Holding a grudge is like drinking poison and hoping the other person dies.
You are the only one who feels pain by hating. When you truly dislike or hate someone so much that it starts to control your life, and the way you look at the world, you need to ask yourself one little question: Who is it really hurting? The people you spend your time hating can be out there living a glorious life, never knowing the hate you have for them, and the only person it really affects is YOU.
I came to the conclusion that being angry and hating him was the reason I felt so alone. I turned to hatred when I was sad when I was happy and even when I was jealous. Anything I was feeling somehow got turned back into hatred and I blamed it on him.

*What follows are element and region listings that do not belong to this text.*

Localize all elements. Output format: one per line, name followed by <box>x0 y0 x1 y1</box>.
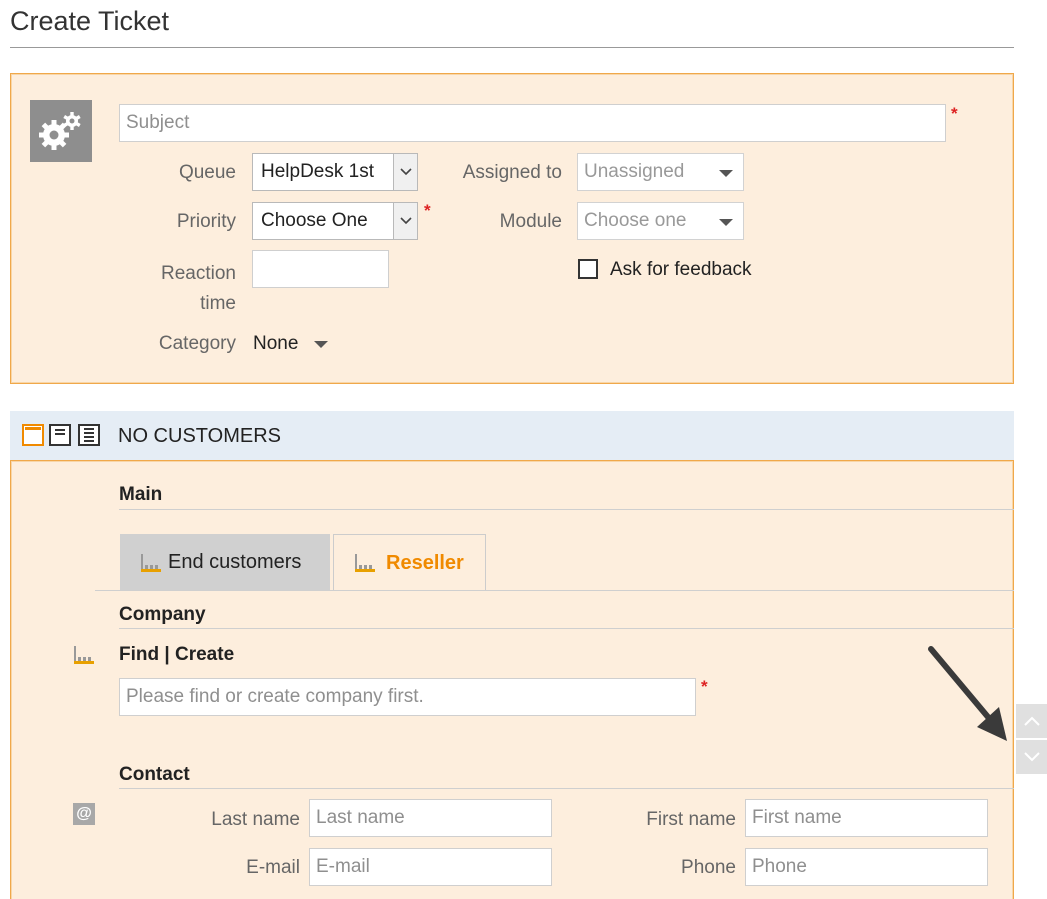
company-search-input[interactable] <box>119 678 696 716</box>
email-label: E-mail <box>246 857 300 878</box>
reaction-time-label-line1: Reaction <box>161 263 236 284</box>
queue-value: HelpDesk 1st <box>261 161 374 182</box>
reaction-time-input[interactable] <box>252 250 389 288</box>
layout-one-icon[interactable] <box>22 424 44 446</box>
subject-input[interactable] <box>119 104 946 142</box>
last-name-label: Last name <box>211 809 300 830</box>
tab-reseller-label: Reseller <box>386 551 464 574</box>
phone-input[interactable] <box>745 848 988 886</box>
customers-bar-title: NO CUSTOMERS <box>118 425 281 447</box>
priority-select[interactable]: Choose One <box>252 202 418 240</box>
priority-label: Priority <box>176 211 236 232</box>
company-required-marker: * <box>701 677 708 696</box>
queue-label: Queue <box>178 162 236 183</box>
page-title: Create Ticket <box>10 6 170 36</box>
layout-two-icon[interactable] <box>49 424 71 446</box>
dropdown-arrow-icon <box>719 219 733 226</box>
arrow-annotation-icon <box>928 646 1007 741</box>
factory-icon <box>355 554 375 572</box>
module-label: Module <box>499 211 562 232</box>
company-section-divider <box>119 628 1014 629</box>
reaction-time-label-line2: time <box>200 293 236 314</box>
module-select[interactable]: Choose one <box>577 202 744 240</box>
create-link[interactable]: Create <box>175 644 234 665</box>
find-create-links: Find | Create <box>119 644 234 666</box>
find-link[interactable]: Find <box>119 644 159 665</box>
find-create-separator: | <box>164 644 170 665</box>
priority-value: Choose One <box>261 210 368 231</box>
category-value: None <box>253 333 299 354</box>
title-divider <box>10 47 1014 48</box>
module-value: Choose one <box>584 210 687 231</box>
queue-select[interactable]: HelpDesk 1st <box>252 153 418 191</box>
tabs-divider <box>95 590 1014 591</box>
gear-icon <box>30 100 92 162</box>
factory-icon <box>141 553 161 572</box>
subject-required-marker: * <box>951 104 958 123</box>
layout-three-icon[interactable] <box>78 424 100 446</box>
chevron-down-icon <box>393 203 417 239</box>
scroll-up-icon[interactable] <box>1016 704 1047 738</box>
at-icon: @ <box>73 803 95 825</box>
chevron-down-icon <box>393 154 417 190</box>
first-name-label: First name <box>646 809 736 830</box>
tab-reseller[interactable]: Reseller <box>333 534 486 591</box>
last-name-input[interactable] <box>309 799 552 837</box>
ask-for-feedback-checkbox[interactable] <box>578 259 598 279</box>
company-section-title: Company <box>119 604 206 625</box>
main-section-title: Main <box>119 484 163 505</box>
main-section-divider <box>119 509 1014 510</box>
first-name-input[interactable] <box>745 799 988 837</box>
dropdown-arrow-icon <box>719 170 733 177</box>
tab-end-customers[interactable]: End customers <box>120 534 330 591</box>
category-label: Category <box>158 333 236 354</box>
reaction-time-label: Reaction time <box>130 259 236 319</box>
dropdown-arrow-icon <box>314 340 329 348</box>
contact-section-title: Contact <box>119 764 190 785</box>
assigned-to-label: Assigned to <box>462 162 562 183</box>
scroll-down-icon[interactable] <box>1016 740 1047 774</box>
phone-label: Phone <box>681 857 736 878</box>
email-input[interactable] <box>309 848 552 886</box>
priority-required-marker: * <box>424 201 431 220</box>
tab-end-customers-label: End customers <box>168 551 302 573</box>
ask-for-feedback-label[interactable]: Ask for feedback <box>610 259 752 281</box>
contact-section-divider <box>119 788 1014 789</box>
assigned-to-select[interactable]: Unassigned <box>577 153 744 191</box>
assigned-to-value: Unassigned <box>584 161 685 182</box>
category-dropdown[interactable]: None <box>253 333 329 355</box>
factory-icon <box>74 646 94 664</box>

I was sick of feeling this way; so I decided to become a bigger person and do what is right. Little did I know how much it would shape me into the person I am today.
I picked up my cell phone and dialed his number, and made the biggest change in my entire life. We met up in a restaurant and talked for hours about the now and the future. Only once did we bring up the past and it was for a few quick seconds before we changed the subject, a few quick seconds that mattered the most. A few quick seconds that I needed to recover.
I felt so relieved, and felt like a whole new person, I was HAPPY, finally HAPPY. It was like a fifty pound weight was lifted up off my chest and I was able to fill that hatred for the thing I love doing; writing. Instead of turning towards that hatred I had, I turned towards doing something that would better me and better my future. Something I enjoy doing.
If any of you are going through a troublesome situation, where you feel lost in the hatred you have for someone, or even if you are unhappy with the way your life is right now, take a chance, step outside your comfort zone and learn to be the bigger person. Let go of the hatred and fill it with the things and people you love.
It truly is the best feeling in the world.